Le cardinal a confirmé que les pressions financières nécessiteront la fermeture d'autres églises, en plus des 140 déjà fermées. S'adressant aux communautés qui souhaitent conserver leur église locale, Mgr Hollerich a lancé un message direct: "alors vous devez aussi aller à l'église de temps en temps, mes chers amis".

Il a ensuite nuancé cette déclaration, reconnaissant que l'Église doit également améliorer son offre et moderniser ses liturgies afin que les fidèles puissent se reconnaître dans les offices.

Pour financer ses activités, y compris les salaires de ses quelque 100 employés, le diocèse dépend de plus en plus de ses propriétés et agit désormais comme un promoteur immobilier. Mgr Hollerich a regretté que tous les appartements ne puissent pas être loués à des loyers sociaux, déclarant simplement: "l'argent doit bien venir de quelque part".

Éloge des dirigeants du pays

Mgr Hollerich a exprimé son soutien sans réserve aux dirigeants politiques et royaux du Luxembourg, qualifiant le Premier ministre et ministre des Affaires religieuses Luc Frieden de "très intelligent". Mgr Hollerich a déclaré qu'il était convaincu que le politicien du Parti chrétien-social (CSV) comprenait le rôle important que joue la religion dans la société.

Le cardinal a également révélé qu'il entretenait de bonnes relations avec la famille grand-ducale, en particulier avec le grand-duc Henri et son successeur, Guillaume. Il a décrit ces deux personnalités comme des personnes "profondément religieuses" qui, selon lui, parviennent à séparer leur foi personnelle de leurs fonctions officielles. Mgr Hollerich a ajouté qu'il entretenait également de bonnes relations avec la grande-duchesse Maria Teresa.

Plus généralement, Mgr Hollerich s'est présenté comme un fervent partisan de la monarchie, qu'il considère comme une source essentielle de stabilité pour la nation. Il a conclu en affirmant que sans cette influence stabilisatrice, le pays serait plus susceptible de basculer vers l'extrémisme de droite.

Conclave: "une bonne expérience"

Le cardinal Hollerich a décrit le récent conclave papal comme une expérience positive, révélant qu'il était possible de discerner le successeur probable à la papauté avant même le début du vote.
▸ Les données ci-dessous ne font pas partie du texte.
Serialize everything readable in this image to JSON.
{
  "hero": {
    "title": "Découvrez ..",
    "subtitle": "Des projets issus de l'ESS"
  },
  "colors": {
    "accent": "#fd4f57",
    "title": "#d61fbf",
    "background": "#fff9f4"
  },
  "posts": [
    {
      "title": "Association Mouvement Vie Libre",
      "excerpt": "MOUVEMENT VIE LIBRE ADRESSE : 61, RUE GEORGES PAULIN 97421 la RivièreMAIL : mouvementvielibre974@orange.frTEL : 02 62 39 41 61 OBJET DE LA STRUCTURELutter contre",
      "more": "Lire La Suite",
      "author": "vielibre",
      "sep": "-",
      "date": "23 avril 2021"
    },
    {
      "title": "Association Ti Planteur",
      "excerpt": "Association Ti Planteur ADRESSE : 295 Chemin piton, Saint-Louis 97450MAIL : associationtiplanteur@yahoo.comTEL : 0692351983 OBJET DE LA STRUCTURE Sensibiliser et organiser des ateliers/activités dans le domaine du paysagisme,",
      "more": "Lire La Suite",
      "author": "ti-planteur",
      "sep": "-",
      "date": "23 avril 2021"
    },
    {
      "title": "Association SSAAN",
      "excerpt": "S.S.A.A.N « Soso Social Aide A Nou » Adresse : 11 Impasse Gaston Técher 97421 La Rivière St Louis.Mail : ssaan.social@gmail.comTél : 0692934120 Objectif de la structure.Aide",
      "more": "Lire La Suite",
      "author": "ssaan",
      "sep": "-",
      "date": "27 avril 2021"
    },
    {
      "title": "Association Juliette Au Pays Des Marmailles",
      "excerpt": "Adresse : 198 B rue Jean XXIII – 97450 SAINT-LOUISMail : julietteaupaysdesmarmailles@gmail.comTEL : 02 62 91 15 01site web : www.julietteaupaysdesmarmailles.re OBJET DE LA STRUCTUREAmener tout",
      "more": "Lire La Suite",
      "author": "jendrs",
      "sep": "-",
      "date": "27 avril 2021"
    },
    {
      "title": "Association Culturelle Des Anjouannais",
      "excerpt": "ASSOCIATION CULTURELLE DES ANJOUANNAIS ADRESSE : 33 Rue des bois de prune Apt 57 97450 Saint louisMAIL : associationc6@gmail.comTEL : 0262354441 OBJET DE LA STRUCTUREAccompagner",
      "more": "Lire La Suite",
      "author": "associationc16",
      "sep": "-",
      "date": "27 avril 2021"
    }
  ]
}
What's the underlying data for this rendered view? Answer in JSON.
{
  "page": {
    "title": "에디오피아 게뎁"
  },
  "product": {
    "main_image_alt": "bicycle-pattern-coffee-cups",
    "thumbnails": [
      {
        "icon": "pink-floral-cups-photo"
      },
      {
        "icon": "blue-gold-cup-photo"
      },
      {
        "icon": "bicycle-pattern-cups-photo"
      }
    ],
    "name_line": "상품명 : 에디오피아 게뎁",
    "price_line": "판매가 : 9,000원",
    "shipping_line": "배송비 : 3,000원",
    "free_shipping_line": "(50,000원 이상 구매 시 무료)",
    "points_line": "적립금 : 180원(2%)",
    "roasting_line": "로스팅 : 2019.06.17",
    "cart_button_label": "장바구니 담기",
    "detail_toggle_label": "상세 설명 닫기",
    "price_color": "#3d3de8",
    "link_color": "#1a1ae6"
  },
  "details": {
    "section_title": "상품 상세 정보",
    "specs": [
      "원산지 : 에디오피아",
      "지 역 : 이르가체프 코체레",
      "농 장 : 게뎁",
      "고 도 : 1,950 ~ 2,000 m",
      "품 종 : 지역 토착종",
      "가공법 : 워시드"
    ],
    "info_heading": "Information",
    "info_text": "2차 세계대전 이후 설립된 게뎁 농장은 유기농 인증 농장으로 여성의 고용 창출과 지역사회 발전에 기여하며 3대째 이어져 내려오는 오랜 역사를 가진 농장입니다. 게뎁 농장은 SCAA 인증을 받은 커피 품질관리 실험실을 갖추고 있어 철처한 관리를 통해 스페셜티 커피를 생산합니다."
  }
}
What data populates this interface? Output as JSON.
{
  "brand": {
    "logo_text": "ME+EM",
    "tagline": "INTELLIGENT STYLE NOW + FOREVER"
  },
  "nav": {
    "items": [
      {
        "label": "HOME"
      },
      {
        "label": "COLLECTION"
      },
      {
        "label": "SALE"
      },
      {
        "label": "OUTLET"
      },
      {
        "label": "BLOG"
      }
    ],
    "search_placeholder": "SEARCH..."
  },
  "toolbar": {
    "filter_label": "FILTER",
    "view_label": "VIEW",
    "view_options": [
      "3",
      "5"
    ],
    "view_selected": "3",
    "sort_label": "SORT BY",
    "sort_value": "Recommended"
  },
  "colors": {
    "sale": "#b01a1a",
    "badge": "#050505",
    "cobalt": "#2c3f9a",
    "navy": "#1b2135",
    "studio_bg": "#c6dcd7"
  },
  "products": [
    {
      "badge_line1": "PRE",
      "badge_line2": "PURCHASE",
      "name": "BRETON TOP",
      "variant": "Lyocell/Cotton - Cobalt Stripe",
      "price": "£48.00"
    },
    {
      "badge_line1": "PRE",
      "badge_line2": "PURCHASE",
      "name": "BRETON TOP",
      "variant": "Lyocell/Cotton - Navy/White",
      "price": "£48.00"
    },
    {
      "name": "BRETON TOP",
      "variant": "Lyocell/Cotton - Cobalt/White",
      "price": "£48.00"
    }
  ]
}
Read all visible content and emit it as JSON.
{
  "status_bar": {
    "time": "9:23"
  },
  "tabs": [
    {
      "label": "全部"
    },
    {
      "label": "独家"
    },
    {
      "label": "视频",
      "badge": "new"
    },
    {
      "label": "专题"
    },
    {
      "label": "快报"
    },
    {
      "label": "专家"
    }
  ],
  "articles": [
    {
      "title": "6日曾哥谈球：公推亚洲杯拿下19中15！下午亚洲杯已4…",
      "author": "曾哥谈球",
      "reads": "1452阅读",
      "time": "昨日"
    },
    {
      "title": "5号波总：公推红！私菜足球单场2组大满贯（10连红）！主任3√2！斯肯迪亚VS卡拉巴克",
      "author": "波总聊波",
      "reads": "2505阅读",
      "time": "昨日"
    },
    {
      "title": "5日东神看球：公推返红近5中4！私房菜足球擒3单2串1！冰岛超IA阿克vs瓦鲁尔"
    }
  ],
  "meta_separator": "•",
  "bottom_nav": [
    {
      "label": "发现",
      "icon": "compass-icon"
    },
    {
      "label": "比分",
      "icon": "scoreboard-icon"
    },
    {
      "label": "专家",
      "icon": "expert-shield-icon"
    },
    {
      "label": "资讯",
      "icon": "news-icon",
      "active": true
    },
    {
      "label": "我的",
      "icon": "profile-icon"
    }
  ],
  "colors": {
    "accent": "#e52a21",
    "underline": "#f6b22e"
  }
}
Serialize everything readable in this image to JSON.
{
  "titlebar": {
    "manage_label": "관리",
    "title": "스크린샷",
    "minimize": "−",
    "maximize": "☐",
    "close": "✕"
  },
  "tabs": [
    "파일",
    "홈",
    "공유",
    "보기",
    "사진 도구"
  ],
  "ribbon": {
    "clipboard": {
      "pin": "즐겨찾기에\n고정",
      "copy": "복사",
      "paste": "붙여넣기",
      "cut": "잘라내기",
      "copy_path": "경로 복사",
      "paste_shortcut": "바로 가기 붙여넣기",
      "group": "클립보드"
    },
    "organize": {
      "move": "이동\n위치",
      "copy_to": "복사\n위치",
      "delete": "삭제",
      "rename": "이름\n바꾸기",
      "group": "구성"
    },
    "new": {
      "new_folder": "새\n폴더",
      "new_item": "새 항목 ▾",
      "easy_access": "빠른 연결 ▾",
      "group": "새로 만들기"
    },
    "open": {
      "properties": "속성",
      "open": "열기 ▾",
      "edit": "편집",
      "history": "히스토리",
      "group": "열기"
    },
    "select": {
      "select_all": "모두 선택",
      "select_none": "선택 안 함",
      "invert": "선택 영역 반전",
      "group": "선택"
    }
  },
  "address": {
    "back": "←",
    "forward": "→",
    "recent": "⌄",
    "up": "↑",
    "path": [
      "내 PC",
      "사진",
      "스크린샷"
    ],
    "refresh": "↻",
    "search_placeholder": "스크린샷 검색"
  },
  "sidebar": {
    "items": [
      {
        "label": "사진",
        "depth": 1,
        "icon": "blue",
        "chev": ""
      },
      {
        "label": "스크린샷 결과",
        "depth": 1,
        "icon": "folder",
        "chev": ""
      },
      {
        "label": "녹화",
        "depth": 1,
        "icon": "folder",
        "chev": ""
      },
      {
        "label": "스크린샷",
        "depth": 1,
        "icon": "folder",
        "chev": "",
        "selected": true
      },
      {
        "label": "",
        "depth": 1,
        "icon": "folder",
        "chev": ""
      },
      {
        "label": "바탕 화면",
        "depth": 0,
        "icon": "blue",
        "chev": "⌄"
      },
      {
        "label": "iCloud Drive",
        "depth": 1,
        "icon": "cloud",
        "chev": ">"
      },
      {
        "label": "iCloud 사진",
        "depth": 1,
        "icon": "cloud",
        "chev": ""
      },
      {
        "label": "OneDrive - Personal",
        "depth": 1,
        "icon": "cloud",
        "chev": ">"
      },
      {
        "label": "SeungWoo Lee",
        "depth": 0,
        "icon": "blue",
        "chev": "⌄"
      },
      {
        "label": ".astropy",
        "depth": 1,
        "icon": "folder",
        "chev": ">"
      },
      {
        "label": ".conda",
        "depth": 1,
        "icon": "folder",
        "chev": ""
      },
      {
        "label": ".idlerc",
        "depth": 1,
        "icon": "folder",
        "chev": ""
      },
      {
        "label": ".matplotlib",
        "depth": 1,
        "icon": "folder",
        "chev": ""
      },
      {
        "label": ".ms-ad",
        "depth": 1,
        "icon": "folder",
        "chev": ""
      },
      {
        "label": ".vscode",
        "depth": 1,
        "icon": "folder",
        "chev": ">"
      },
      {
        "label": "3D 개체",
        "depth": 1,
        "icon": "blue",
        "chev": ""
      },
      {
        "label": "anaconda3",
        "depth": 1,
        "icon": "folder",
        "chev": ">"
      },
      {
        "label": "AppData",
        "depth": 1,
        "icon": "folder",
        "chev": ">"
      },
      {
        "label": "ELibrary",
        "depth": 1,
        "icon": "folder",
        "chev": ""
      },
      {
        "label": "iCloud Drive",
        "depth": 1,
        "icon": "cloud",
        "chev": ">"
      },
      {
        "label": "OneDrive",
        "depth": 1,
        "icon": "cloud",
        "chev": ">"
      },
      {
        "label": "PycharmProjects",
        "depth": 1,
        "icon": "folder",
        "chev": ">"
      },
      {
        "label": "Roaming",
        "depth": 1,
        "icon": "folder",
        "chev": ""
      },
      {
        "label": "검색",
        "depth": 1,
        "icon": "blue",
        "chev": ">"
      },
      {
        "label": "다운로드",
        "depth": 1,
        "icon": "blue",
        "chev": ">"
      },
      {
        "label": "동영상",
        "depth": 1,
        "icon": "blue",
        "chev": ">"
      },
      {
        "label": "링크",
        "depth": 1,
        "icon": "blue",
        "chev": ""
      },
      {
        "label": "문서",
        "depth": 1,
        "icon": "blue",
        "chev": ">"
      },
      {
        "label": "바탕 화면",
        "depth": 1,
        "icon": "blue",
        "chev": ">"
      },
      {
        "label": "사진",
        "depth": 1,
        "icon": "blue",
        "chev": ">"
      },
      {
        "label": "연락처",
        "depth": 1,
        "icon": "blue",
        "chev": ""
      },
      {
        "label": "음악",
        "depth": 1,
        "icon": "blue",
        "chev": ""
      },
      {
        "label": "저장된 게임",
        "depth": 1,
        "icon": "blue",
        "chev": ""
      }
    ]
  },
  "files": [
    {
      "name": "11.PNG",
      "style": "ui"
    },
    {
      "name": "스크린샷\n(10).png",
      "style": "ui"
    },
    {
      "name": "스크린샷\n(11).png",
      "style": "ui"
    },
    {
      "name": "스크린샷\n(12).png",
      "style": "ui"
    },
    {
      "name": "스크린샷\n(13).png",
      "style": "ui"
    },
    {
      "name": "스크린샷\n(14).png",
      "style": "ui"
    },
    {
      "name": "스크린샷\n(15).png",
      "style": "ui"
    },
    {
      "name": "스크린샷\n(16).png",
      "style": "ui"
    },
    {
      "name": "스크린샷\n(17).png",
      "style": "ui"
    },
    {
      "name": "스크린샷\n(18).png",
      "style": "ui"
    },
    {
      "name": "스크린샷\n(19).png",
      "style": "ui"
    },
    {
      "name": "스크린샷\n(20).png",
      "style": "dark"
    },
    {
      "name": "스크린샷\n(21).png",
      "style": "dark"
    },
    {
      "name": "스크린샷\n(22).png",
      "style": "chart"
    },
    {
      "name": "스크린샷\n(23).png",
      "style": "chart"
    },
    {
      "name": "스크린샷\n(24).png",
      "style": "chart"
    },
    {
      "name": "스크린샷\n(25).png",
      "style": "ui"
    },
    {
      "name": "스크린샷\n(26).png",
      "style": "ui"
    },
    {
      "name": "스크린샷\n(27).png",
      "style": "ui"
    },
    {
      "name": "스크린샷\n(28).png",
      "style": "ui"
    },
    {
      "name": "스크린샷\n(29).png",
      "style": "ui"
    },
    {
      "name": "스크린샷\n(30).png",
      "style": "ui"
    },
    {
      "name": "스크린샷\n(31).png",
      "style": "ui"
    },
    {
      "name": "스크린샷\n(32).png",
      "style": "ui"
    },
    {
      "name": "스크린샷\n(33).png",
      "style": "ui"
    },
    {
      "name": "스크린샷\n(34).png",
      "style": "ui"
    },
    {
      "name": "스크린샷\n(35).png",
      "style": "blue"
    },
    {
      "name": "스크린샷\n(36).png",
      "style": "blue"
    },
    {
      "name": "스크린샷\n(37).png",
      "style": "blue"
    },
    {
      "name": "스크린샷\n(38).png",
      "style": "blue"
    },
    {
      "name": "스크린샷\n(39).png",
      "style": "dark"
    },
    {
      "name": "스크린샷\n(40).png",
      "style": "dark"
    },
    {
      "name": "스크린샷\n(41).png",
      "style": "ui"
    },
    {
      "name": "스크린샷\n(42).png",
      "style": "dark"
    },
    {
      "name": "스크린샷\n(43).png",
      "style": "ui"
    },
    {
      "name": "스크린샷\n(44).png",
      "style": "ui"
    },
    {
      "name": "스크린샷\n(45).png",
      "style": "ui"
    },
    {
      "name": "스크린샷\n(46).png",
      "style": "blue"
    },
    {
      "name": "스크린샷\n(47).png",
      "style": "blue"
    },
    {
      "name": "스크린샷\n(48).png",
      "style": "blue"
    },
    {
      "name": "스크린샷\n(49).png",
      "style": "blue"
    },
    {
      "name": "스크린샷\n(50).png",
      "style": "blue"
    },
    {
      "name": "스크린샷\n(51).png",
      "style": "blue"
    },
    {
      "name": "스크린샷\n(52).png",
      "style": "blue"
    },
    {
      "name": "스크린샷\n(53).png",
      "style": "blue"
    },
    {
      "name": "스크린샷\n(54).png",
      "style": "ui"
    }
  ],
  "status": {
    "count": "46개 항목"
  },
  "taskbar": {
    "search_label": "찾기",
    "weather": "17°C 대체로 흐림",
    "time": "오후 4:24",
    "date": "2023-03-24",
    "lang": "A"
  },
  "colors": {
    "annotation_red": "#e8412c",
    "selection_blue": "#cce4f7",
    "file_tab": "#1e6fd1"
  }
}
Il a caractérisé le pape Léon XIV comme une figure habile à jouer le rôle de médiateur entre les factions conservatrices et progressistes au sein de l'Église – un camp dans lequel Hollerich se range lui-même.

Bien qu'il ait trouvé le processus enrichissant, le cardinal s'est dit soulagé que la décision ait été prise efficacement, ne nécessitant que quatre tours de scrutin avant que la fumée blanche n'apparaisse au-dessus du Vatican.

En réfléchissant à son propre rôle, Mgr Hollerich a déclaré qu'il n'avait ni l'espoir ni le désir d'être élu pontife, un résultat qu'il attribue à ses positions progressistes bien connues. Aujourd'hui, il a indiqué qu'il envisageait certainement de prendre sa retraite, reconnaissant qu'en raison de son âge et de son état de santé, le moment viendrait tôt ou tard où il devrait se retirer.